Insights·2026-07-03

What Is Claude Tag, and Why Is AI Becoming Team Infrastructure, Not a Personal Tool?

Anthropic's Claude Tag is an agent you summon by mentioning @Claude in a team channel (Slack, and soon Teams); it stays resident and works on its own. It captures AI's shift from a reactive personal tool you open and prompt into team infrastructure, and what drove that shift isn't a smarter model -- it's the environment: persistent presence, lasting memory, and multiplayer collaboration.

How Has the Way We Work With AI Changed Over Three Years?

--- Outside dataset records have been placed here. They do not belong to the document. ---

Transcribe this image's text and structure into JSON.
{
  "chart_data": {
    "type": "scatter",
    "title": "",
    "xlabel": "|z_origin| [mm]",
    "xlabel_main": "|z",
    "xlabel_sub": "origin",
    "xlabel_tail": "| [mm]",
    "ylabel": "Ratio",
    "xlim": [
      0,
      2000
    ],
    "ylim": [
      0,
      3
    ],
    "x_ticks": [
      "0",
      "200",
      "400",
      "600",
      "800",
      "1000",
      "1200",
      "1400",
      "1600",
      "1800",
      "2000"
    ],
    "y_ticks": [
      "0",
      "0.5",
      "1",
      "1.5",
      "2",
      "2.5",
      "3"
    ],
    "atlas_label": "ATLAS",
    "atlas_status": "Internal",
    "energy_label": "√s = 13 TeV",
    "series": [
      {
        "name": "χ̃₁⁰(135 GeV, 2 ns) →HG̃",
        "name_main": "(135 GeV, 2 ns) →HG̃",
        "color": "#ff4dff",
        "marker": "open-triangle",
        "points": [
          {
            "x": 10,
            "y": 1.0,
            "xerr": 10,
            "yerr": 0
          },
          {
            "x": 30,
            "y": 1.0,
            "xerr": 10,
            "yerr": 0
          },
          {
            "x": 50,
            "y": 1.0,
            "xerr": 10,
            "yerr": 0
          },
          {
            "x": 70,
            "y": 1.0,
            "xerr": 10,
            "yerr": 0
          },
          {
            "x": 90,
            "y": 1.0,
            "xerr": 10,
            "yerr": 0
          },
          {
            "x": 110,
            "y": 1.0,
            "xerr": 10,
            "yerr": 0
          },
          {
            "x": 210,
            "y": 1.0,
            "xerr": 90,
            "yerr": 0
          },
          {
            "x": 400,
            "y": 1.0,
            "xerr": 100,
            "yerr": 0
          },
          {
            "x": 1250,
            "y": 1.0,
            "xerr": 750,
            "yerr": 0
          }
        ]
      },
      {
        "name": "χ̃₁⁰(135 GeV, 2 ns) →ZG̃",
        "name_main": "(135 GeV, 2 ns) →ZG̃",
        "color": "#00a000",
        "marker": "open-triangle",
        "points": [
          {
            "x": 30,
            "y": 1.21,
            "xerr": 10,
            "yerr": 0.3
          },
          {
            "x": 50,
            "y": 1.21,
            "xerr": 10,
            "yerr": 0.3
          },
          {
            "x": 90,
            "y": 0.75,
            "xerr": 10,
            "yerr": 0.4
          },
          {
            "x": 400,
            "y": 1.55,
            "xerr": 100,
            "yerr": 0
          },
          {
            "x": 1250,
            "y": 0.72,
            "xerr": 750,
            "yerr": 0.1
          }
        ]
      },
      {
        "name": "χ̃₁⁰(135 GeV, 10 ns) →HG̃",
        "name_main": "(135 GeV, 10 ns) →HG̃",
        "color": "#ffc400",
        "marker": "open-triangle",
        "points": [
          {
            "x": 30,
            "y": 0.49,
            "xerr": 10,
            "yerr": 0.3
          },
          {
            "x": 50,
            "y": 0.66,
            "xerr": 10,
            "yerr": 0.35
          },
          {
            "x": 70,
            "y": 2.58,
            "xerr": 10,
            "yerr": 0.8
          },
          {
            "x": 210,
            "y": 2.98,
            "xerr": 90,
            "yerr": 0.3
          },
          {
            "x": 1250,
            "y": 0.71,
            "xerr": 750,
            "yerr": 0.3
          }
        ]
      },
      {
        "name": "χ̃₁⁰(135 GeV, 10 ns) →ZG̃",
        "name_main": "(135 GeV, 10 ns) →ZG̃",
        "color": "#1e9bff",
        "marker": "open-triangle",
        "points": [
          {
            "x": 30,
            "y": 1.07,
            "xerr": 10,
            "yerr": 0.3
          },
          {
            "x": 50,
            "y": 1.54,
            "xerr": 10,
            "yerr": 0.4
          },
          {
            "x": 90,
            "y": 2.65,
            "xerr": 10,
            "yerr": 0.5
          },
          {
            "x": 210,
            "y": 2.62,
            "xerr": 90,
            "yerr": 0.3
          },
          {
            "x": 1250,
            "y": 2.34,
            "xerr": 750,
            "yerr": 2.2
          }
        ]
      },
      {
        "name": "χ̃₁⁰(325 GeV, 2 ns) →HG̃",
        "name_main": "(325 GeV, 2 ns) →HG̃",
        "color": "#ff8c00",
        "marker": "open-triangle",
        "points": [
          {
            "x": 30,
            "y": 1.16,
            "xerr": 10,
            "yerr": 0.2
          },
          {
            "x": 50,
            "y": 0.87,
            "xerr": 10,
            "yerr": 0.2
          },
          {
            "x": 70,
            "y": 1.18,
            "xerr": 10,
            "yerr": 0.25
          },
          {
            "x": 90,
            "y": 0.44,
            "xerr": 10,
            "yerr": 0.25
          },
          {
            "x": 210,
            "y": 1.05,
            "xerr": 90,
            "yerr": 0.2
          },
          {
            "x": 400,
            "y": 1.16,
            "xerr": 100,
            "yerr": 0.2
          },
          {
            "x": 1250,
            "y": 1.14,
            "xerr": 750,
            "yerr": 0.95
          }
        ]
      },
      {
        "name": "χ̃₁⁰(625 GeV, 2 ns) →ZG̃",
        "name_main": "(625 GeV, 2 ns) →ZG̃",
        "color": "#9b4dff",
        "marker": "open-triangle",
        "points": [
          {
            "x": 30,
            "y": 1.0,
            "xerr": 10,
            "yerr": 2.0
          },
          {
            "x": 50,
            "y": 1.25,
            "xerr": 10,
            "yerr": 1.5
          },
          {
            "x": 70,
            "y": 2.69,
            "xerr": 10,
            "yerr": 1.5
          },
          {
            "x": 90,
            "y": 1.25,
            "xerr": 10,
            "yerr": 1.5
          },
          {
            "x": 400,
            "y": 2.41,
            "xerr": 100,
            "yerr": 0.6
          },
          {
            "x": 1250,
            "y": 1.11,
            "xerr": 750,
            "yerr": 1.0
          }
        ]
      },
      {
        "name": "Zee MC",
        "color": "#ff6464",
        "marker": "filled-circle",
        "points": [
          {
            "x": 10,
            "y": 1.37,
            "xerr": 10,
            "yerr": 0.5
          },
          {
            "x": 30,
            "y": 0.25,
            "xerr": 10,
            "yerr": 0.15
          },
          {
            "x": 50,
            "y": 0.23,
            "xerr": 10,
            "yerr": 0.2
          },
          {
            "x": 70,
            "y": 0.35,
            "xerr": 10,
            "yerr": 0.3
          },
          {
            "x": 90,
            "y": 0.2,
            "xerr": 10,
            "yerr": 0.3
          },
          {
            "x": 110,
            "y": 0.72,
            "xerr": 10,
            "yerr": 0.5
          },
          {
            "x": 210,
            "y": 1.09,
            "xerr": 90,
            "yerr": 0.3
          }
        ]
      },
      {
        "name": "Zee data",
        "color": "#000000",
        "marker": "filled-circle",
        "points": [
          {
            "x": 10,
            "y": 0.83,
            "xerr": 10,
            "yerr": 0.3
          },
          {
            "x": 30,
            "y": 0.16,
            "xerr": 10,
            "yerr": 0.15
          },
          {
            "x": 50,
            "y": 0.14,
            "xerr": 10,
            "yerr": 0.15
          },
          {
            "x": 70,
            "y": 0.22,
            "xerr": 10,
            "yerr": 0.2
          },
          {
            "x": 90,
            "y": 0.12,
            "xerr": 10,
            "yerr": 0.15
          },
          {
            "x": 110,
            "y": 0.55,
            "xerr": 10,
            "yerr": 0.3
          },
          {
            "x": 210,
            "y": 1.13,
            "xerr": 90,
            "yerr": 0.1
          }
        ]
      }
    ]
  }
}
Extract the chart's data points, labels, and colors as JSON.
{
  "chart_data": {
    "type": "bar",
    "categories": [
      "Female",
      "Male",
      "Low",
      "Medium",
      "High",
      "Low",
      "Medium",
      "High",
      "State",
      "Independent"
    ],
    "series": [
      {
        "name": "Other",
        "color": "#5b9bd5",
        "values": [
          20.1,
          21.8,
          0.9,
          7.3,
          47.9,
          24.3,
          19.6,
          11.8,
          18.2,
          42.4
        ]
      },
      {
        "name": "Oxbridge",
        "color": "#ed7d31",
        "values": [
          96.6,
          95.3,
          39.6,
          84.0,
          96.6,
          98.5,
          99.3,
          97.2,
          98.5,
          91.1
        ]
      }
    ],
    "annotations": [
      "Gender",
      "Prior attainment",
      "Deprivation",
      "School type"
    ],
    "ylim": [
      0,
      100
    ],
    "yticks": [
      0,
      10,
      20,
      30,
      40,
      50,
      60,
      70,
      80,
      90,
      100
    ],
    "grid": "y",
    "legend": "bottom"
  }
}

In Anthropic's future-of-work conversation (The future of work with @Claude), which introduces a new feature called Claude Tag, engineers sum up the last three years in three stages. At first, a person decided on a line of code and AI helped with autocomplete. Then one person ran several Claudes at once, handing off work feature by feature. Now AI drives the work directly, and it isn't one person but an entire team taking part in the session.

The key is that the structure flipped: from a human typing one line at a time inside the loop, to AI handling the whole task while the person only sets direction. Over the same span, the time models can work autonomously has grown sharply -- the latest evaluations put it at up to 16 hours in a single stretch.

From Reactive to Resident: What Actually Changes?

Until now AI was reactive: you opened it, asked, took the answer, and pasted it to your team. In the resident model, AI sits inside a collaboration channel, jumps in when needed, and holds onto work that takes days or weeks, following up on its own. It can even finish a 16-hour task and then schedule its own follow-up weeks later.

The two decisive axes here are lasting memory and multiplayer. Because it permanently remembers a channel's instruction -- watch only for this type of issue, not those -- you never have to re-prompt; and a tool you once used one-on-one moves into the middle of the team, where several people can nudge a single session toward a better result.

How Does Adoption Spread on Its Own?

The most striking part is how it spreads. Because AI runs in public channels, everyone can see how the best users phrase their instructions and hand off work. People observe those patterns, carry them into their own projects, and best practices diffuse across the organization by themselves -- something rarely seen with earlier AI tools.

The effect shows up in numbers too. In the conversation, roughly 65% of pull requests (code change requests) in that product org are already written this way, and the share keeps climbing.

From an AX View, What Must an Organization Put in Place?

The conclusion I stress in AX work repeats here: results are decided by environment design, not by a smarter model. A public channel for AI to live in, a connection to source-of-truth documents that ground its answers, and memory that holds each channel's instructions. With those three, even non-engineers can contribute to the codebase without opening a terminal, and the questions new hires used to ask Legal or HR get answered instantly by AI that references the source of truth.

So the gap of the next year comes down not to which model you pick but to one decision: keep AI as a personal productivity tool, or make it shared infrastructure the whole team climbs onto. Organizations that choose the latter don't just change tools -- they change how they work.